Abstract Disclosures

Abstract: 

Background: Sentinel lymph node biopsy (SLNB) is the recommended procedure for early stage breast cancer to identify nodal disease in the axilla. While metastatic adenocarcinoma is sought, the coexistence of lymphoma has been reported. This study was conducted to assess the frequency that lymphoma is diagnosed in the sentinel lymph node (SLN) for breast cancer staging. Methods: We conducted a retrospective chart review of patients seen and treated for breast cancer at a community-based surgical oncology practice from January 2006-June 2009 who underwent SLNB. Pertinent tumor data and patient information was collected. Results: 321 patients were included. All patients were female. Average age was 60.3 years. 320 SLNB was performed (1 attempted) with an average of 3.1 nodes obtained/procedure. Pathology results were: benign or reactive (226), metastatic breast cancer (67), micrometastasis (19), isolated tumor cells (8), and lymphoma (5). The average age of lymphoma patients was 68.2 years. None were previously diagnosed with lymphoma, leukemia, or had undergone radiation therapy. All patients had stage 0-IIA DCIS or IDC as their primary breast cancer without breast lymphoma. Small lymphocytic lymphoma (3), aggressive B- cell lymphoma (1), and low-grade B cell non-Hodgkins lymphoma (1) were the subtypes identified in the axillary node. One patient with metastatic breast cancer and lymphoma in the SLNs went on for completion axillary dissection without further nodes positive for metastatic breast cancer. One patient required chemotherapy for their lymphoma. To date, no patient has developed signs of recurrent breast cancer.
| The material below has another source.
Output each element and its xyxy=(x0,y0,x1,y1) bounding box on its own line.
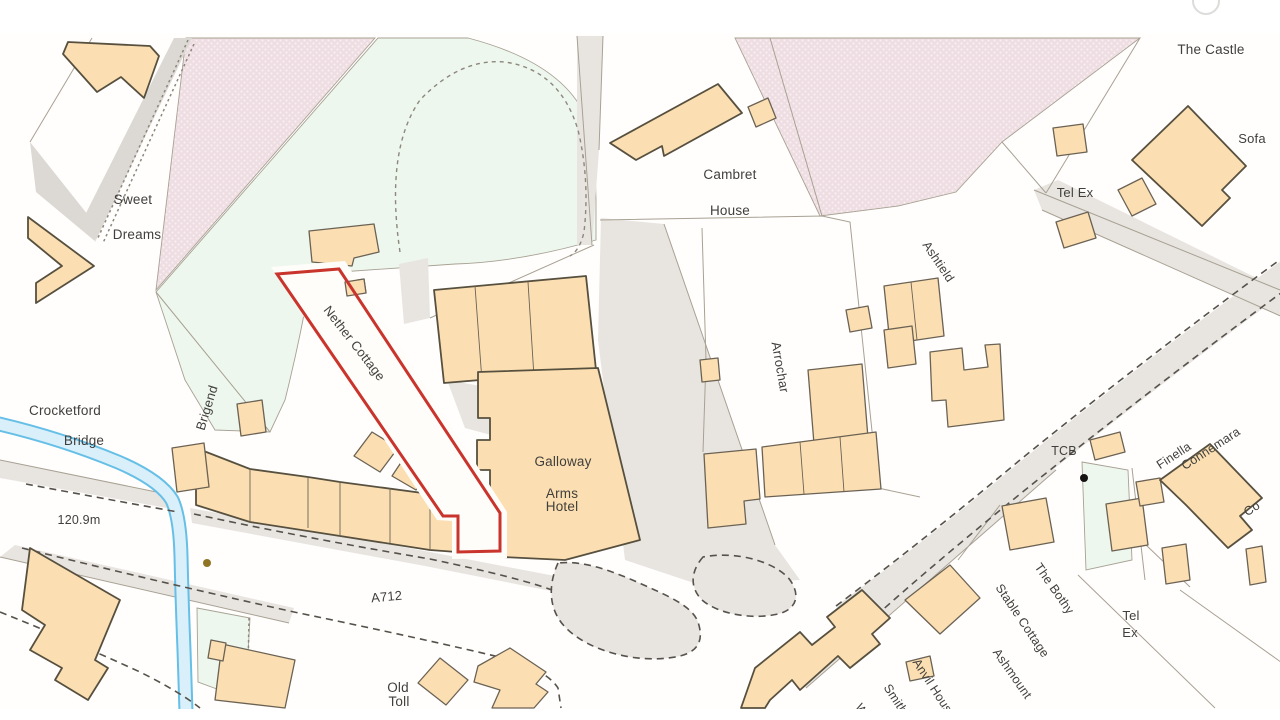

Conclusions: While considered a rare finding, concurrent lymphoma was diagnosed in 1.6% of patients in this study. The clinical concern is that the finding of lymphoma in the SLN may prevent an accurate SLNB for breast cancer and therefore affect staging. Further prospective evaluation should be conducted to gain a better understanding of the true incidence and affect on staging in breast cancer.